In the meantime, viral diseases haven't stopped ravaging vast swathes of many countries, especially in Sub-Saharan Africa. Apart from modern-day medicinal interventions, lots of these countries through the ages have armed themselves with improvised drugs derived from medicinal plants. Bangladesh and the other countries in the southern Asia have been dependent on herbal cures comprising medicinal plants since ancient times. Thanks to the Bangladesh soil being highly fertile and largely swampy, it's ideal for the growth of different types of medicinal plants. Of late, enterprising people in the country are found cultivating Tulsi, Basok, Akondo, Ghritakumari and other plants commercially on large tracts of land. After harvests, the growers sell the medicinal herbs to companies manufacturing indigenous drugs in the forms of pills and syrups. Of late, a considerably large section of the medicinal plant sector is occupied by farmers in the hills in the Chittagong Hill Tracts. The soil in the area is different from that of the country's mainland. Geoscientists have detected a similarity of the soil with that of the Sub-continent's northeastern region. This area grows medicinal plants having similarity with those grown the in the Sino-Tibetan belt. China was globally recognised in the ancient times as one of the birthplaces of wondrous herbal treatment.

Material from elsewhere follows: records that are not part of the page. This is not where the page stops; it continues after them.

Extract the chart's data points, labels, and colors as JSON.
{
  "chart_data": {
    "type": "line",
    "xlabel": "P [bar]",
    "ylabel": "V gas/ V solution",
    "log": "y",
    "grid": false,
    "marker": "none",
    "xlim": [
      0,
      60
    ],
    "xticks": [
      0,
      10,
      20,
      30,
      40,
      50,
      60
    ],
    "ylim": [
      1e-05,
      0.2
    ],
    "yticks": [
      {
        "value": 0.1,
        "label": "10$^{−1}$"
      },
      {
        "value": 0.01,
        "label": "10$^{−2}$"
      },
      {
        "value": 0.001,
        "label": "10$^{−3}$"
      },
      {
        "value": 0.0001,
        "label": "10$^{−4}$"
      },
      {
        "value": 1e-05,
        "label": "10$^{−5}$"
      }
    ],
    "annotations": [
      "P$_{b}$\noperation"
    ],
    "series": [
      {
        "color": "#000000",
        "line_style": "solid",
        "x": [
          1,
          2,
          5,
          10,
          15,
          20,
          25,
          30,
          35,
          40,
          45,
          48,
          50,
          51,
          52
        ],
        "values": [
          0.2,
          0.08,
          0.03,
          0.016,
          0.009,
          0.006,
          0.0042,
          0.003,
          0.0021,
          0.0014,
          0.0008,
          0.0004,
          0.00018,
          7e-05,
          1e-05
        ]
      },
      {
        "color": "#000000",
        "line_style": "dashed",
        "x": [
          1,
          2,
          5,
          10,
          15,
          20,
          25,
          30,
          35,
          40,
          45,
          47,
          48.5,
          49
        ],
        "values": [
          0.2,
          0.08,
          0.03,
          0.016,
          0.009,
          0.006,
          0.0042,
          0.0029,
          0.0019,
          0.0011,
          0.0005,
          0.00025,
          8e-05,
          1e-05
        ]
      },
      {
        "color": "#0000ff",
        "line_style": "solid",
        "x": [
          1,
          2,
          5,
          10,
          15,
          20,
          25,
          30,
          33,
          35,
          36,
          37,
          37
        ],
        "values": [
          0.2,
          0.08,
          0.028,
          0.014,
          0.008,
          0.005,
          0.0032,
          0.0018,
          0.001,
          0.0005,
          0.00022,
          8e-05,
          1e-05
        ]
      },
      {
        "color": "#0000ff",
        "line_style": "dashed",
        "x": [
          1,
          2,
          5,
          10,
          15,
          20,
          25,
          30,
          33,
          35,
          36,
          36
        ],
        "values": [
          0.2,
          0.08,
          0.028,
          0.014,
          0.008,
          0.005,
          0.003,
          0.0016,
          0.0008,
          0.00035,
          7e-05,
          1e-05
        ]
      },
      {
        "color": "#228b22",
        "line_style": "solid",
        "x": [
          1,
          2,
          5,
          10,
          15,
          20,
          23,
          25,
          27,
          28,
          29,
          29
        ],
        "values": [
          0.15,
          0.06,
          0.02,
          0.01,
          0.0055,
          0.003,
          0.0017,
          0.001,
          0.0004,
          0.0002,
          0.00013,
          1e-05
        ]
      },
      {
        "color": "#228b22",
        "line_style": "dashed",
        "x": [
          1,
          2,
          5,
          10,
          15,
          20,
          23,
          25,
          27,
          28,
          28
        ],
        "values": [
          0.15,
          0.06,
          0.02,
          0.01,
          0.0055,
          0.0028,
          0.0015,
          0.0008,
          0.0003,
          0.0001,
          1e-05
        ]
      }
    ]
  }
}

Though not patronised as before, Bangladesh has lately begun taking humble attempts to revive the glorious past of the production of its medicinal plants. Local administrations are extending their utmost cooperation to villagers in growing medicinal plants. They have allowed interested farmers to use government-owned fallow lands and roadside spaces to cultivate these plants. In cultivating the field-based herbal crops, a farmer doesn't require to use pesticides and chemical fertilisers. Farmers at Gaibandha villages have been growing 'Tulsi', a remedy for a lot of different ailments, and 'Basok', another herbal plant, for a few years. They grow the plants alongside the main crops. Most of the growers are happy with their 'Tulsi' cultivation, as the crop fetches handsome profits for them. Besides 'Tulsi' and 'Basok', farmers in the country's other areas grow orchards of 'Shefali, 'Parijat', 'Rongon' and 'Madhabi Lata', originally flowers and creepers, 'Shatamooli'  'Kurchi', 'Potari', 'Kantakui' and many other plants and small trees as raw materials for herbal medicines. An amazing aspect of these medicines is every part of a plant or tree is used for making a medicine. They range from the leaves, flowers, outer and inner bark of trees, roots to fruits and the pastes and powders made of these components. Around two thousand of medicinal plants have been located in the Sub-continent.

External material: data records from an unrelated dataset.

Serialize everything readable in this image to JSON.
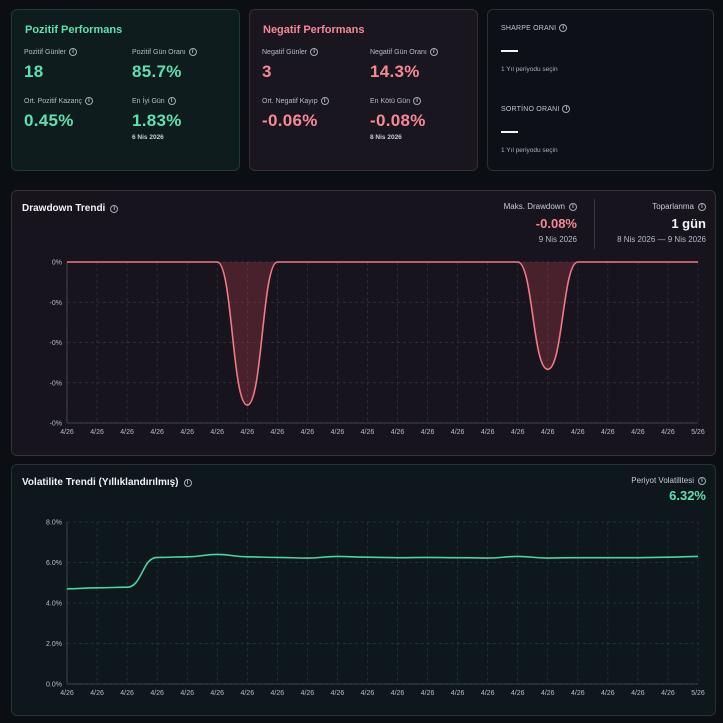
{
  "positive": {
    "title": "Pozitif Performans",
    "positive_days_label": "Pozitif Günler",
    "positive_days_value": "18",
    "positive_ratio_label": "Pozitif Gün Oranı",
    "positive_ratio_value": "85.7%",
    "avg_gain_label": "Ort. Pozitif Kazanç",
    "avg_gain_value": "0.45%",
    "best_day_label": "En İyi Gün",
    "best_day_value": "1.83%",
    "best_day_date": "6 Nis 2026"
  },
  "negative": {
    "title": "Negatif Performans",
    "negative_days_label": "Negatif Günler",
    "negative_days_value": "3",
    "negative_ratio_label": "Negatif Gün Oranı",
    "negative_ratio_value": "14.3%",
    "avg_loss_label": "Ort. Negatif Kayıp",
    "avg_loss_value": "-0.06%",
    "worst_day_label": "En Kötü Gün",
    "worst_day_value": "-0.08%",
    "worst_day_date": "8 Nis 2026"
  },
  "ratios": {
    "sharpe_label": "SHARPE ORANI",
    "sharpe_value": "—",
    "sharpe_note": "1 Yıl periyodu seçin",
    "sortino_label": "SORTİNO ORANI",
    "sortino_value": "—",
    "sortino_note": "1 Yıl periyodu seçin"
  },
  "drawdown": {
    "title": "Drawdown Trendi",
    "max_label": "Maks. Drawdown",
    "max_value": "-0.08%",
    "max_date": "9 Nis 2026",
    "recovery_label": "Toparlanma",
    "recovery_value": "1 gün",
    "recovery_range": "8 Nis 2026 — 9 Nis 2026"
  },
  "volatility": {
    "title": "Volatilite Trendi (Yıllıklandırılmış)",
    "period_label": "Periyot Volatilitesi",
    "period_value": "6.32%"
  },
  "colors": {
    "positive": "#5ee0b0",
    "negative": "#f58a96",
    "drawdown_line": "#f07a88",
    "volatility_line": "#4ed4a0"
  },
  "icons": {
    "info": "info-circle-icon"
  },
  "chart_data": [
    {
      "type": "area",
      "title": "Drawdown Trendi",
      "xlabel": "",
      "ylabel": "",
      "y_tick_labels": [
        "0%",
        "-0%",
        "-0%",
        "-0%",
        "-0%"
      ],
      "ylim": [
        -0.09,
        0
      ],
      "x_tick_labels": [
        "4/26",
        "4/26",
        "4/26",
        "4/26",
        "4/26",
        "4/26",
        "4/26",
        "4/26",
        "4/26",
        "4/26",
        "4/26",
        "4/26",
        "4/26",
        "4/26",
        "4/26",
        "4/26",
        "4/26",
        "4/26",
        "4/26",
        "4/26",
        "4/26",
        "5/26"
      ],
      "grid": true,
      "series": [
        {
          "values": [
            0,
            0,
            0,
            0,
            0,
            0,
            -0.08,
            0,
            0,
            0,
            0,
            0,
            0,
            0,
            0,
            0,
            -0.06,
            0,
            0,
            0,
            0,
            0
          ]
        }
      ]
    },
    {
      "type": "line",
      "title": "Volatilite Trendi (Yıllıklandırılmış)",
      "xlabel": "",
      "ylabel": "",
      "y_tick_labels": [
        "0.0%",
        "2.0%",
        "4.0%",
        "6.0%",
        "8.0%"
      ],
      "ylim": [
        0,
        8
      ],
      "x_tick_labels": [
        "4/26",
        "4/26",
        "4/26",
        "4/26",
        "4/26",
        "4/26",
        "4/26",
        "4/26",
        "4/26",
        "4/26",
        "4/26",
        "4/26",
        "4/26",
        "4/26",
        "4/26",
        "4/26",
        "4/26",
        "4/26",
        "4/26",
        "4/26",
        "4/26",
        "5/26"
      ],
      "grid": true,
      "series": [
        {
          "values": [
            4.7,
            4.75,
            4.78,
            6.25,
            6.28,
            6.4,
            6.28,
            6.25,
            6.22,
            6.3,
            6.26,
            6.24,
            6.25,
            6.24,
            6.22,
            6.3,
            6.22,
            6.24,
            6.24,
            6.24,
            6.26,
            6.3
          ]
        }
      ]
    }
  ]
}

A survey has found that 25 per cent of all prescribed medicines originate from plant sources. It adds that herbal medicines are used by about 75-80 per cent of the world's population for primary healthcare. This is prompted by their better cultural intimacy, better physical compatibility and lesser side-effects. Bangladesh has more than 500 medicinal plant species. They have proven reach in diversified genetic resources and are found in a vast range of habitats. Earlier, individual herbal doctors used to dominate the sector. In the face of growing popularity of allopathic medicines, these traditional healers have long been on the verge disappearance. In their place, mass-production units of herbal medicines have continued to emerge. At present, 297 Unani and 204 Ayurvedic drug industries are engaged in manufacturing medicines.

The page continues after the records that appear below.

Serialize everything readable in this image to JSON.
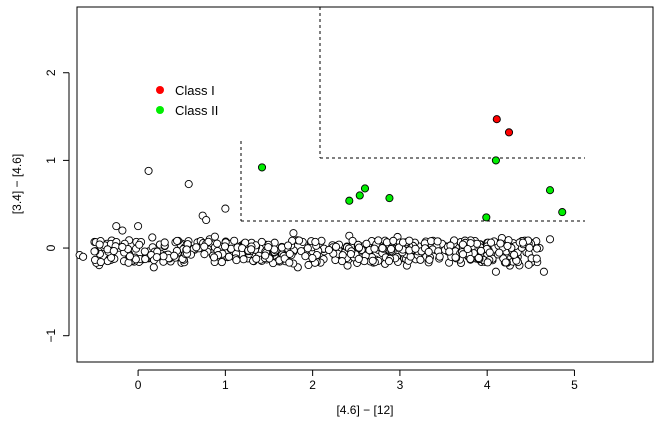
{
  "chart_data": {
    "type": "scatter",
    "title": "",
    "xlabel": "[4.6] − [12]",
    "ylabel": "[3.4] − [4.6]",
    "xlim": [
      -0.7,
      5.9
    ],
    "ylim": [
      -1.3,
      2.75
    ],
    "xticks": [
      0,
      1,
      2,
      3,
      4,
      5
    ],
    "yticks": [
      -1,
      0,
      1,
      2
    ],
    "grid": false,
    "legend": {
      "placement": "top-left",
      "entries": [
        {
          "label": "Class I",
          "color": "#ff0000"
        },
        {
          "label": "Class II",
          "color": "#00ee00"
        }
      ]
    },
    "colors": {
      "class_i": "#ff0000",
      "class_ii": "#00ee00",
      "field": "#ffffff",
      "outline": "#000000"
    },
    "series": [
      {
        "name": "Class I",
        "points": [
          [
            4.11,
            1.47
          ],
          [
            4.25,
            1.32
          ]
        ]
      },
      {
        "name": "Class II",
        "points": [
          [
            1.42,
            0.92
          ],
          [
            2.42,
            0.54
          ],
          [
            2.54,
            0.6
          ],
          [
            2.6,
            0.68
          ],
          [
            2.88,
            0.57
          ],
          [
            3.99,
            0.35
          ],
          [
            4.1,
            1.0
          ],
          [
            4.72,
            0.66
          ],
          [
            4.86,
            0.41
          ]
        ]
      },
      {
        "name": "",
        "points": [
          [
            -0.67,
            -0.08
          ],
          [
            -0.63,
            -0.1
          ],
          [
            0.12,
            0.88
          ],
          [
            0.58,
            0.73
          ],
          [
            -0.25,
            0.25
          ],
          [
            -0.18,
            0.2
          ],
          [
            0.0,
            0.25
          ],
          [
            0.74,
            0.37
          ],
          [
            0.78,
            0.32
          ],
          [
            1.0,
            0.45
          ],
          [
            0.82,
            0.1
          ],
          [
            0.88,
            0.13
          ],
          [
            0.7,
            0.07
          ],
          [
            1.78,
            0.17
          ],
          [
            2.42,
            0.14
          ],
          [
            -0.02,
            0.07
          ],
          [
            0.25,
            0.04
          ],
          [
            0.5,
            0.05
          ],
          [
            1.3,
            0.06
          ],
          [
            1.98,
            0.06
          ],
          [
            2.7,
            0.07
          ],
          [
            3.35,
            0.07
          ],
          [
            4.0,
            0.06
          ],
          [
            4.4,
            0.08
          ],
          [
            4.5,
            0.06
          ],
          [
            4.55,
            0.05
          ],
          [
            4.72,
            0.1
          ],
          [
            4.1,
            -0.27
          ],
          [
            4.65,
            -0.27
          ],
          [
            1.83,
            -0.22
          ],
          [
            0.18,
            -0.22
          ],
          [
            2.4,
            -0.2
          ],
          [
            3.08,
            -0.2
          ],
          [
            3.7,
            -0.17
          ],
          [
            4.26,
            -0.2
          ],
          [
            0.95,
            -0.15
          ],
          [
            2.83,
            -0.18
          ],
          [
            3.25,
            -0.06
          ],
          [
            3.3,
            -0.1
          ],
          [
            3.4,
            -0.02
          ],
          [
            3.45,
            -0.12
          ],
          [
            3.55,
            -0.04
          ],
          [
            3.6,
            -0.08
          ],
          [
            3.75,
            -0.03
          ],
          [
            3.85,
            -0.1
          ],
          [
            3.95,
            -0.05
          ],
          [
            4.03,
            -0.12
          ],
          [
            4.18,
            -0.03
          ],
          [
            4.2,
            -0.08
          ],
          [
            4.35,
            -0.1
          ],
          [
            4.3,
            0.02
          ],
          [
            4.45,
            -0.05
          ],
          [
            4.6,
            0.0
          ],
          [
            2.0,
            -0.04
          ],
          [
            2.1,
            -0.09
          ],
          [
            2.2,
            -0.02
          ],
          [
            2.3,
            -0.1
          ],
          [
            2.45,
            -0.04
          ],
          [
            2.55,
            -0.11
          ],
          [
            2.65,
            -0.06
          ],
          [
            2.75,
            -0.02
          ],
          [
            2.85,
            -0.09
          ],
          [
            2.95,
            -0.05
          ],
          [
            3.05,
            -0.12
          ],
          [
            3.15,
            -0.03
          ]
        ]
      }
    ]
  }
}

In countries with long tradition of growing medicinal plants, herbal drugs are still used alongside latest allopathic medicines. Apart from the relentless advocates of herbal medicines, scores of 'rational' people show their weaknesses for these native drugs. In fact, they create an ineffable appeal among the users. This is irresistible and there is logic. Herbal medicines are far from being able to resist the progresses of cancers or other still incurable diseases. But they can wondrously cure many painful ailments.